De l'avis de la FAO, l'objectif consistant à lutter contre la faim et à réduire la pauvreté au moyen d'une agriculture durable et du développement rural n'est pas incompatible avec celui qui vise à établir "un système de commerce des produits agricoles qui soit équitable et axé sur le marché". La FAO espère que les négociations actuelles reconnaissent l'importance de la sécurité alimentaire et du développement rural. Nous souhaitons en particulier faire les recommandations suivantes:

  1. La Conférence ministérielle voudra peut-être souscrire à la définition ci-après de la sécurité alimentaire retenue par le Sommet mondial de l'alimentation de 1996: "La sécurité alimentaire aux niveaux individuel, familial, national, régional et mondial existe lorsque tous les êtres humains ont, à tout moment, un accès physique et économique à une nourriture suffisante, saine et nutritive leur permettant de satisfaire leurs besoins énergétiques et leurs préférences alimentaires pour mener une vie saine et active." Cette définition pourrait guider la recherche de moyens de tenir compte des préoccupations en matière de sécurité alimentaire.
  2. Il est urgent de réduire rapidement et sensiblement les crêtes tarifaires et la progressivité des droits, de sorte que les pays en développement aient des possibilités de bénéficier de produits transformés à forte valeur ajoutée.
  3. Il convient d'étudier des mesures qui permettraient aux pays en développement de protéger les petits agriculteurs et les agriculteurs à faibles ressources des conséquences néfastes des poussées temporaires des importations, en particulier de produits subventionnés.
  4. Les pays en développement auraient besoin d'un maximum de flexibilité en ce qui concerne les mesures visant à accroître l'offre intérieure de produits alimentaires de base.
  5. Tant que la protection et le soutien de l'agriculture n'auront pas été sensiblement réduits dans les pays développés, les pays en développement ne devraient pas être tenus de continuer à réduire leurs droits de douane consolidés ou leurs subventions internes.
  6. Il importe également de trouver des moyens de mettre en œuvre effectivement la Décision ministérielle de Marrakech sur les mesures concernant les effets négatifs possibles du programme de réforme sur les pays les moins avancés et les pays en développement importateurs nets de produits alimentaires.
  7. En ce qui concerne les normes SPS et OTC, il convient, comme le prévoient les accords pertinents, d'apporter une assistance accrue aux pays en développement pour leur permettre de participer plus activement aux travaux des organismes à activité normative et de renforcer leur capacité de respecter ces normes.

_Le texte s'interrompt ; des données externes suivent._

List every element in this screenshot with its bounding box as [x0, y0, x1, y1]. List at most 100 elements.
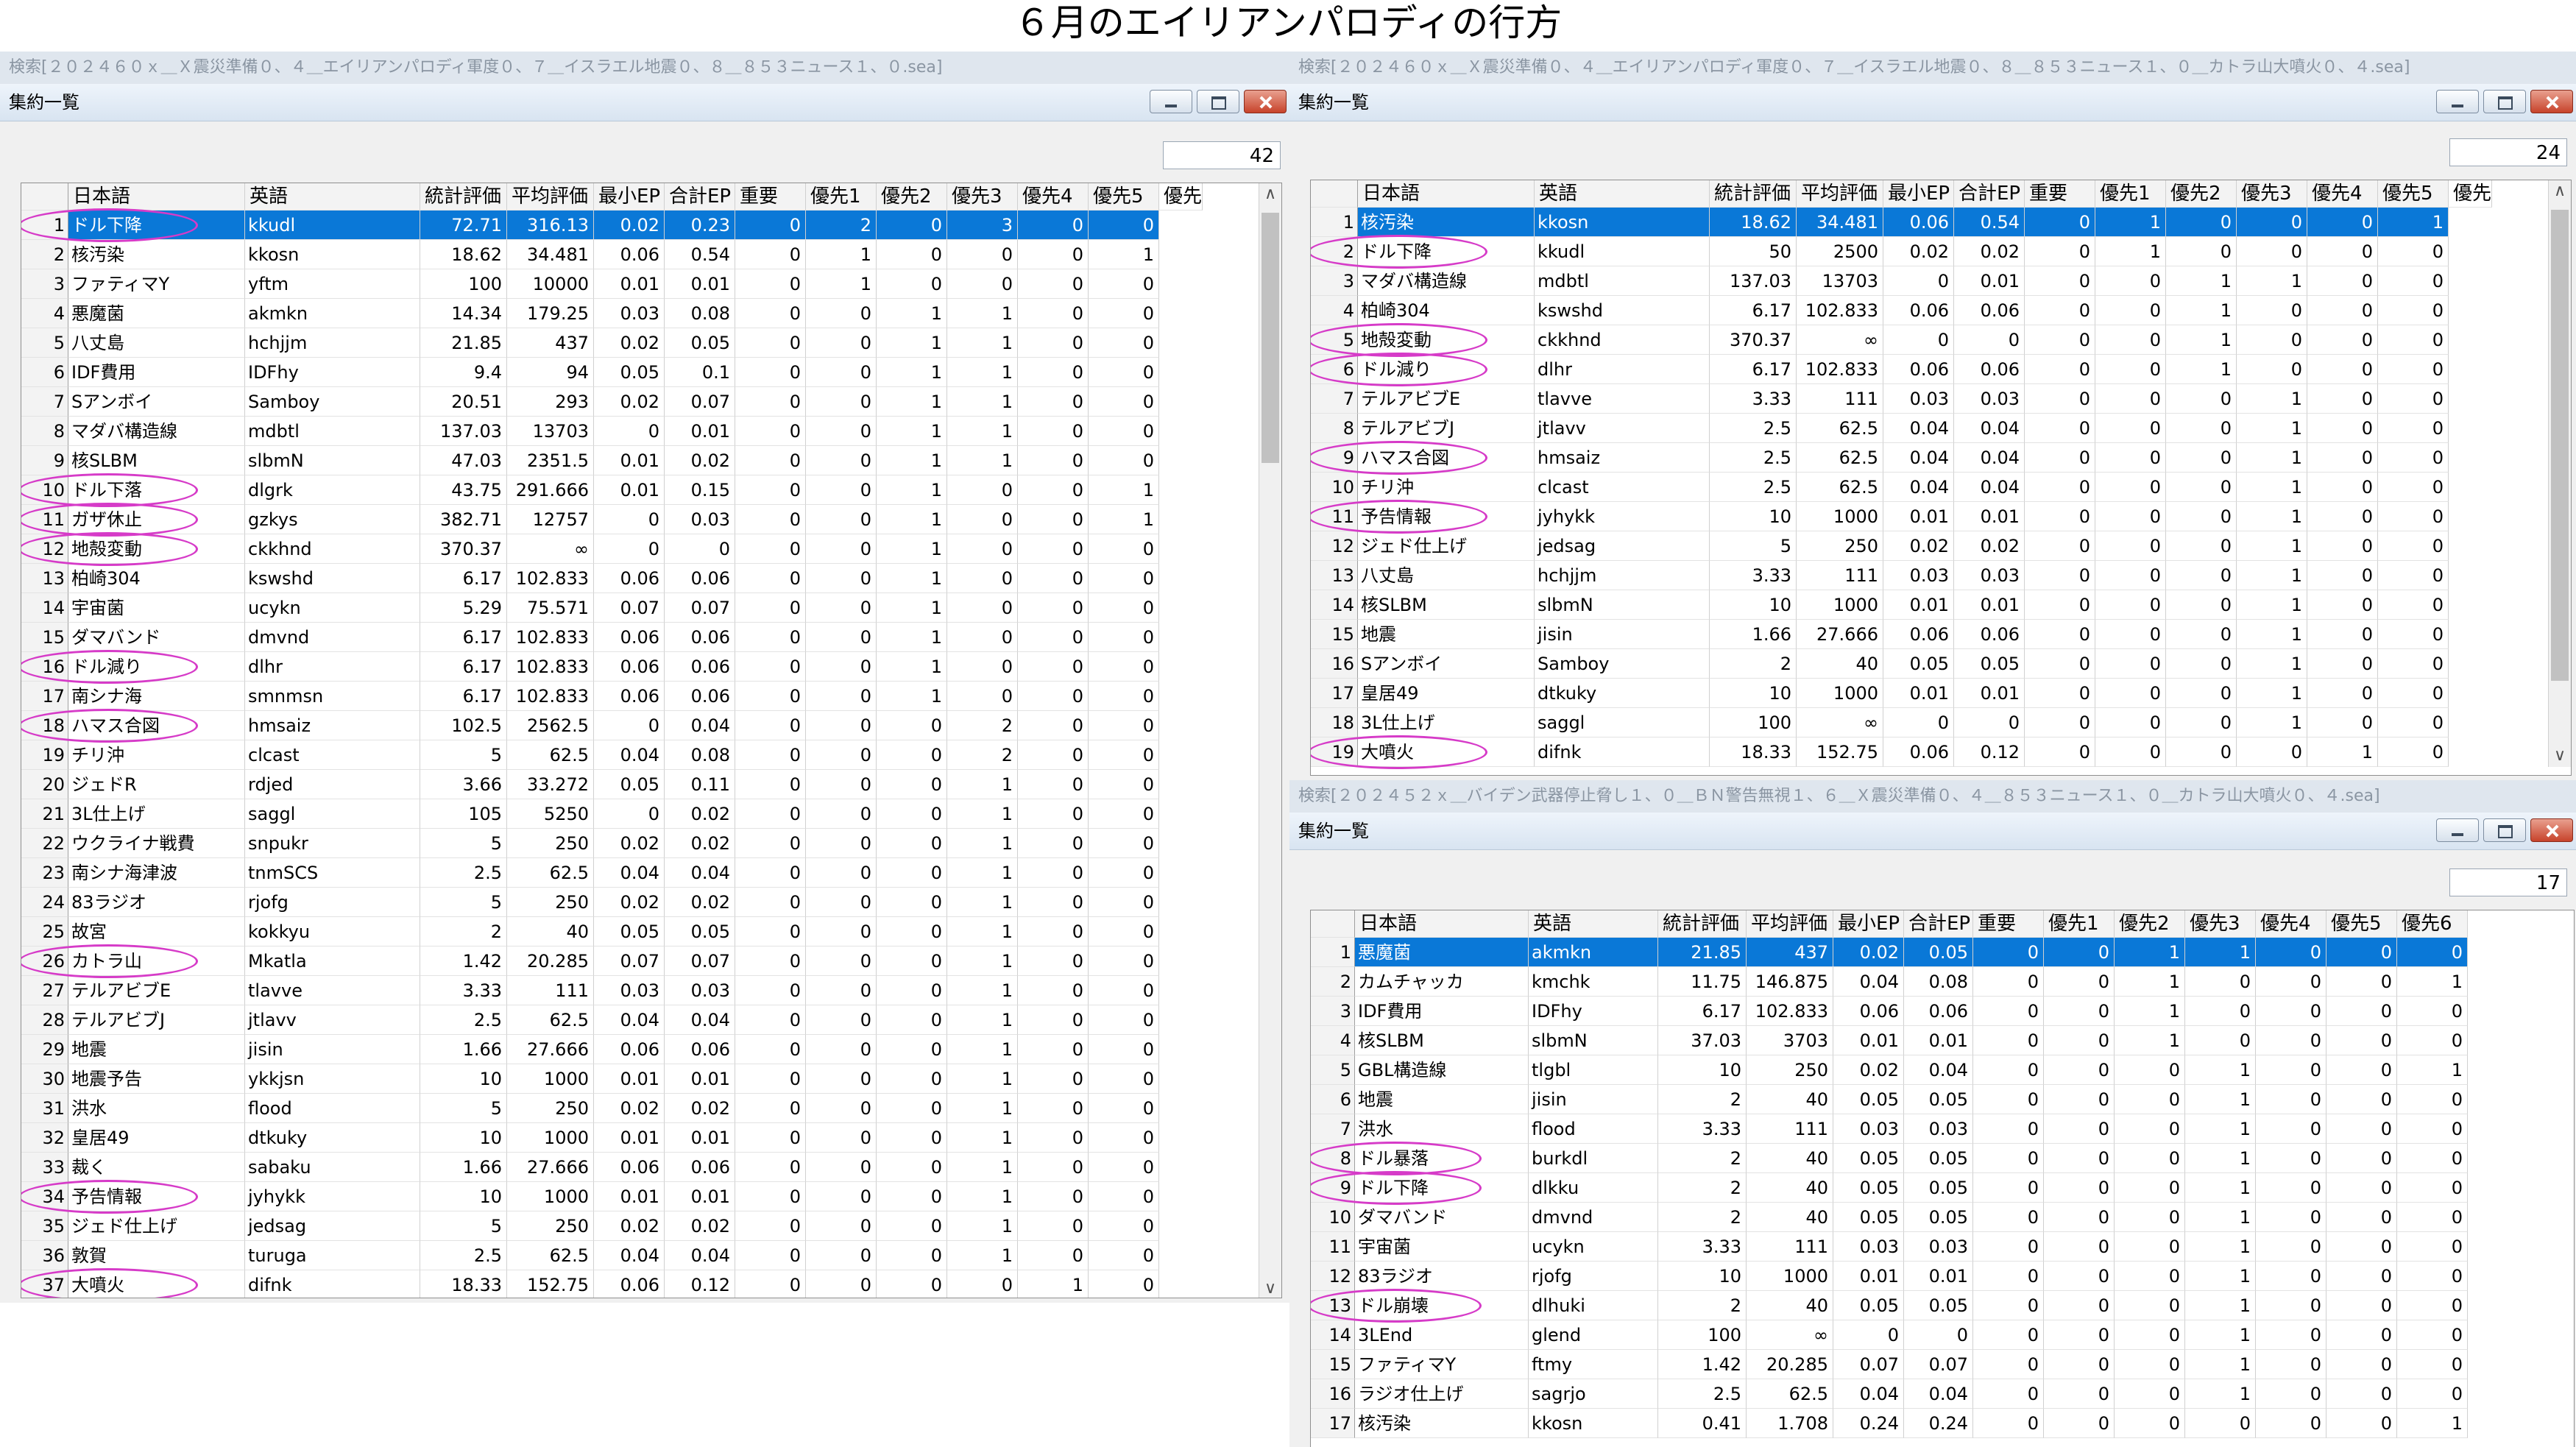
column-header[interactable]: 英語 — [1535, 180, 1710, 208]
table-row[interactable]: 9 ハマス合図 hmsaiz 2.5 62.5 0.04 0.04 0 0 0 1 0 0 — [1311, 443, 2449, 473]
column-header[interactable]: 優先4 — [2307, 180, 2378, 208]
vertical-scrollbar[interactable]: ∧ ∨ — [1259, 183, 1281, 1298]
table-row[interactable]: 35 ジェド仕上げ jedsag 5 250 0.02 0.02 0 0 0 1 0 0 — [21, 1211, 1159, 1241]
table-row[interactable]: 21 3L仕上げ saggl 105 5250 0 0.02 0 0 0 1 0 0 — [21, 799, 1159, 829]
column-header[interactable]: 優先1 — [2044, 910, 2115, 938]
column-header[interactable]: 優先4 — [2256, 910, 2326, 938]
column-header[interactable]: 統計評価 — [1710, 180, 1797, 208]
minimize-button[interactable] — [1150, 90, 1192, 113]
table-row[interactable]: 36 敦賀 turuga 2.5 62.5 0.04 0.04 0 0 0 1 0 0 — [21, 1241, 1159, 1270]
table-row[interactable]: 7 テルアビブE tlavve 3.33 111 0.03 0.03 0 0 0 1 0 0 — [1311, 384, 2449, 414]
column-header[interactable]: 優先 — [1159, 183, 1203, 210]
column-header[interactable]: 優先5 — [1089, 183, 1159, 210]
table-row[interactable]: 8 テルアビブJ jtlavv 2.5 62.5 0.04 0.04 0 0 0 1 0 0 — [1311, 414, 2449, 443]
table-row[interactable]: 31 洪水 flood 5 250 0.02 0.02 0 0 0 1 0 0 — [21, 1094, 1159, 1123]
table-row[interactable]: 17 南シナ海 smnmsn 6.17 102.833 0.06 0.06 0 0 1 0 0 0 — [21, 682, 1159, 711]
column-header[interactable]: 優先3 — [2185, 910, 2256, 938]
header-corner[interactable] — [21, 183, 68, 210]
table-row[interactable]: 37 大噴火 difnk 18.33 152.75 0.06 0.12 0 0 0 0 1 0 — [21, 1270, 1159, 1298]
table-row[interactable]: 4 悪魔菌 akmkn 14.34 179.25 0.03 0.08 0 0 1 1 0 0 — [21, 299, 1159, 328]
table-row-selected[interactable]: 1 ドル下降 kkudl 72.71 316.13 0.02 0.23 0 2 0 3 0 0 — [21, 210, 1159, 240]
header-corner[interactable] — [1311, 180, 1358, 208]
table-row-selected[interactable]: 1 核汚染 kkosn 18.62 34.481 0.06 0.54 0 1 0 0 0 1 — [1311, 208, 2449, 237]
column-header[interactable]: 英語 — [245, 183, 420, 210]
column-header[interactable]: 重要 — [2025, 180, 2095, 208]
column-header[interactable]: 優先1 — [806, 183, 877, 210]
table-row[interactable]: 9 ドル下降 dlkku 2 40 0.05 0.05 0 0 0 1 0 0 0 — [1311, 1173, 2468, 1203]
table-row[interactable]: 16 Sアンボイ Samboy 2 40 0.05 0.05 0 0 0 1 0 0 — [1311, 649, 2449, 679]
close-button[interactable] — [2530, 818, 2573, 842]
table-row[interactable]: 12 ジェド仕上げ jedsag 5 250 0.02 0.02 0 0 0 1 0 0 — [1311, 531, 2449, 561]
column-header[interactable]: 合計EP — [665, 183, 735, 210]
scroll-up-arrow-icon[interactable]: ∧ — [2549, 180, 2571, 202]
scroll-up-arrow-icon[interactable]: ∧ — [1259, 183, 1281, 205]
table-row[interactable]: 12 地殻変動 ckkhnd 370.37 ∞ 0 0 0 0 1 0 0 0 — [21, 534, 1159, 564]
column-header[interactable]: 最小EP — [1833, 910, 1904, 938]
results-grid[interactable]: 日本語 英語 統計評価 平均評価 最小EP 合計EP 重要 優先1 優先2 優先3 優先4 優先5 優先… — [1310, 910, 2575, 1447]
column-header[interactable]: 最小EP — [1883, 180, 1954, 208]
table-row[interactable]: 19 チリ沖 clcast 5 62.5 0.04 0.08 0 0 0 2 0 0 — [21, 740, 1159, 770]
table-row[interactable]: 26 カトラ山 Mkatla 1.42 20.285 0.07 0.07 0 0 0 1 0 0 — [21, 947, 1159, 976]
table-row[interactable]: 14 核SLBM slbmN 10 1000 0.01 0.01 0 0 0 1 0 0 — [1311, 590, 2449, 620]
column-header[interactable]: 日本語 — [1358, 180, 1535, 208]
maximize-button[interactable] — [1197, 90, 1239, 113]
table-row[interactable]: 7 Sアンボイ Samboy 20.51 293 0.02 0.07 0 0 1 1 0 0 — [21, 387, 1159, 417]
scroll-thumb[interactable] — [1262, 213, 1279, 463]
table-row[interactable]: 20 ジェドR rdjed 3.66 33.272 0.05 0.11 0 0 0 1 0 0 — [21, 770, 1159, 799]
table-row[interactable]: 3 マダバ構造線 mdbtl 137.03 13703 0 0.01 0 0 1 1 0 0 — [1311, 266, 2449, 296]
table-row[interactable]: 13 柏崎304 kswshd 6.17 102.833 0.06 0.06 0 0 1 0 0 0 — [21, 564, 1159, 593]
table-row[interactable]: 10 ダマバンド dmvnd 2 40 0.05 0.05 0 0 0 1 0 0 0 — [1311, 1203, 2468, 1232]
scroll-down-arrow-icon[interactable]: ∨ — [2549, 745, 2571, 767]
column-header[interactable]: 合計EP — [1904, 910, 1973, 938]
table-row[interactable]: 6 ドル減り dlhr 6.17 102.833 0.06 0.06 0 0 1 0 0 0 — [1311, 355, 2449, 384]
table-row[interactable]: 18 3L仕上げ saggl 100 ∞ 0 0 0 0 0 1 0 0 — [1311, 708, 2449, 737]
table-row[interactable]: 13 ドル崩壊 dlhuki 2 40 0.05 0.05 0 0 0 1 0 0 0 — [1311, 1291, 2468, 1320]
table-row[interactable]: 30 地震予告 ykkjsn 10 1000 0.01 0.01 0 0 0 1 0 0 — [21, 1064, 1159, 1094]
column-header[interactable]: 日本語 — [68, 183, 245, 210]
table-row[interactable]: 34 予告情報 jyhykk 10 1000 0.01 0.01 0 0 0 1 0 0 — [21, 1182, 1159, 1211]
column-header[interactable]: 優先3 — [2237, 180, 2307, 208]
table-row[interactable]: 10 チリ沖 clcast 2.5 62.5 0.04 0.04 0 0 0 1 0 0 — [1311, 473, 2449, 502]
column-header[interactable]: 平均評価 — [507, 183, 594, 210]
close-button[interactable] — [1244, 90, 1287, 113]
column-header[interactable]: 優先5 — [2378, 180, 2449, 208]
results-grid[interactable]: 日本語 英語 統計評価 平均評価 最小EP 合計EP 重要 優先1 優先2 優先3 優先4 優先5 優先… — [21, 183, 1282, 1298]
header-corner[interactable] — [1311, 910, 1355, 938]
table-row[interactable]: 15 地震 jisin 1.66 27.666 0.06 0.06 0 0 0 1 0 0 — [1311, 620, 2449, 649]
column-header[interactable]: 優先2 — [2115, 910, 2185, 938]
table-row[interactable]: 12 83ラジオ rjofg 10 1000 0.01 0.01 0 0 0 1 0 0 0 — [1311, 1262, 2468, 1291]
table-row[interactable]: 5 GBL構造線 tlgbl 10 250 0.02 0.04 0 0 0 1 0 0 1 — [1311, 1055, 2468, 1085]
minimize-button[interactable] — [2436, 90, 2479, 113]
column-header[interactable]: 優先5 — [2326, 910, 2397, 938]
column-header[interactable]: 英語 — [1529, 910, 1658, 938]
table-row[interactable]: 11 ガザ休止 gzkys 382.71 12757 0 0.03 0 0 1 0 0 1 — [21, 505, 1159, 534]
vertical-scrollbar[interactable]: ∧ ∨ — [2548, 180, 2571, 767]
column-header[interactable]: 優先2 — [2166, 180, 2237, 208]
table-row[interactable]: 2 核汚染 kkosn 18.62 34.481 0.06 0.54 0 1 0 0 0 1 — [21, 240, 1159, 269]
table-row[interactable]: 18 ハマス合図 hmsaiz 102.5 2562.5 0 0.04 0 0 0 2 0 0 — [21, 711, 1159, 740]
table-row[interactable]: 2 ドル下降 kkudl 50 2500 0.02 0.02 0 1 0 0 0 0 — [1311, 237, 2449, 266]
column-header[interactable]: 最小EP — [594, 183, 665, 210]
table-row[interactable]: 23 南シナ海津波 tnmSCS 2.5 62.5 0.04 0.04 0 0 0 1 0 0 — [21, 858, 1159, 888]
column-header[interactable]: 優先1 — [2095, 180, 2166, 208]
table-row[interactable]: 19 大噴火 difnk 18.33 152.75 0.06 0.12 0 0 0 0 1 0 — [1311, 737, 2449, 767]
table-row[interactable]: 3 IDF費用 IDFhy 6.17 102.833 0.06 0.06 0 0 1 0 0 0 0 — [1311, 997, 2468, 1026]
results-grid[interactable]: 日本語 英語 統計評価 平均評価 最小EP 合計EP 重要 優先1 優先2 優先3 優先4 優先5 優先… — [1310, 180, 2572, 776]
table-row[interactable]: 11 宇宙菌 ucykn 3.33 111 0.03 0.03 0 0 0 1 0 0 0 — [1311, 1232, 2468, 1262]
scroll-down-arrow-icon[interactable]: ∨ — [1259, 1278, 1281, 1298]
column-header[interactable]: 平均評価 — [1747, 910, 1833, 938]
table-row[interactable]: 4 核SLBM slbmN 37.03 3703 0.01 0.01 0 0 1 0 0 0 0 — [1311, 1026, 2468, 1055]
table-row[interactable]: 13 八丈島 hchjjm 3.33 111 0.03 0.03 0 0 0 1 0 0 — [1311, 561, 2449, 590]
column-header[interactable]: 日本語 — [1355, 910, 1529, 938]
column-header[interactable]: 優先6 — [2397, 910, 2468, 938]
table-row[interactable]: 17 皇居49 dtkuky 10 1000 0.01 0.01 0 0 0 1 0 0 — [1311, 679, 2449, 708]
column-header[interactable]: 統計評価 — [420, 183, 507, 210]
table-row[interactable]: 4 柏崎304 kswshd 6.17 102.833 0.06 0.06 0 0 1 0 0 0 — [1311, 296, 2449, 325]
table-row[interactable]: 8 ドル暴落 burkdl 2 40 0.05 0.05 0 0 0 1 0 0 0 — [1311, 1144, 2468, 1173]
table-row[interactable]: 5 地殻変動 ckkhnd 370.37 ∞ 0 0 0 0 1 0 0 0 — [1311, 325, 2449, 355]
column-header[interactable]: 優先2 — [877, 183, 947, 210]
table-row[interactable]: 14 宇宙菌 ucykn 5.29 75.571 0.07 0.07 0 0 1 0 0 0 — [21, 593, 1159, 623]
table-row[interactable]: 33 裁く sabaku 1.66 27.666 0.06 0.06 0 0 0 1 0 0 — [21, 1153, 1159, 1182]
table-row[interactable]: 32 皇居49 dtkuky 10 1000 0.01 0.01 0 0 0 1 0 0 — [21, 1123, 1159, 1153]
table-row[interactable]: 2 カムチャッカ kmchk 11.75 146.875 0.04 0.08 0 0 1 0 0 0 1 — [1311, 967, 2468, 997]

Cette aide servirait leurs intérêts à la fois sur le plan intérieur et au niveau commercial. Dans ce contexte, je souhaite rappeler la déclaration conjointe des dirigeants de la FAO, de l'OMS, de l'OIE, de l'OMC et de la Banque mondiale.
  8. Enfin, je tiens à appeler l'attention sur le fait que, la semaine dernière, la 31ème Conférence de la FAO a adopté le Traité international sur les ressources phytogénétiques pour l'alimentation et l'agriculture (RPGAA), un traité juridiquement contraignant contenant des dispositions pour la conservation et l'utilisation durable des RPGAA ainsi que pour le partage juste et équitable des avantages découlant de leur utilisation, en harmonie avec la Convention sur la diversité biologique. Il comporte plusieurs points sur lesquels une coopération, une complémentarité et une synergie avec l'OMC en général et le Conseil des ADPIC en particulier serait indispensable.

Je tiens à souligner une fois de plus l'importance de l'investissement dans l'agriculture pour améliorer la sécurité alimentaire. Il est avéré que les pays qui ont réduit le nombre de personnes sous-alimentées dans les années 90 ont sensiblement augmenté les biens d'équipement dans l'agriculture tandis que ces biens d'équipement diminuaient dans les pays où le nombre de personnes souffrant de la faim augmentait.

En conclusion, la FAO est déterminée à continuer de jouer son rôle et de contribuer aux efforts internationaux en vue d'atteindre le double objectif visant à lutter contre la faim et la pauvreté, d'une part, et à évoluer vers un "système de commerce des produits agricoles qui soit équitable et axé sur le marché", d'autre part.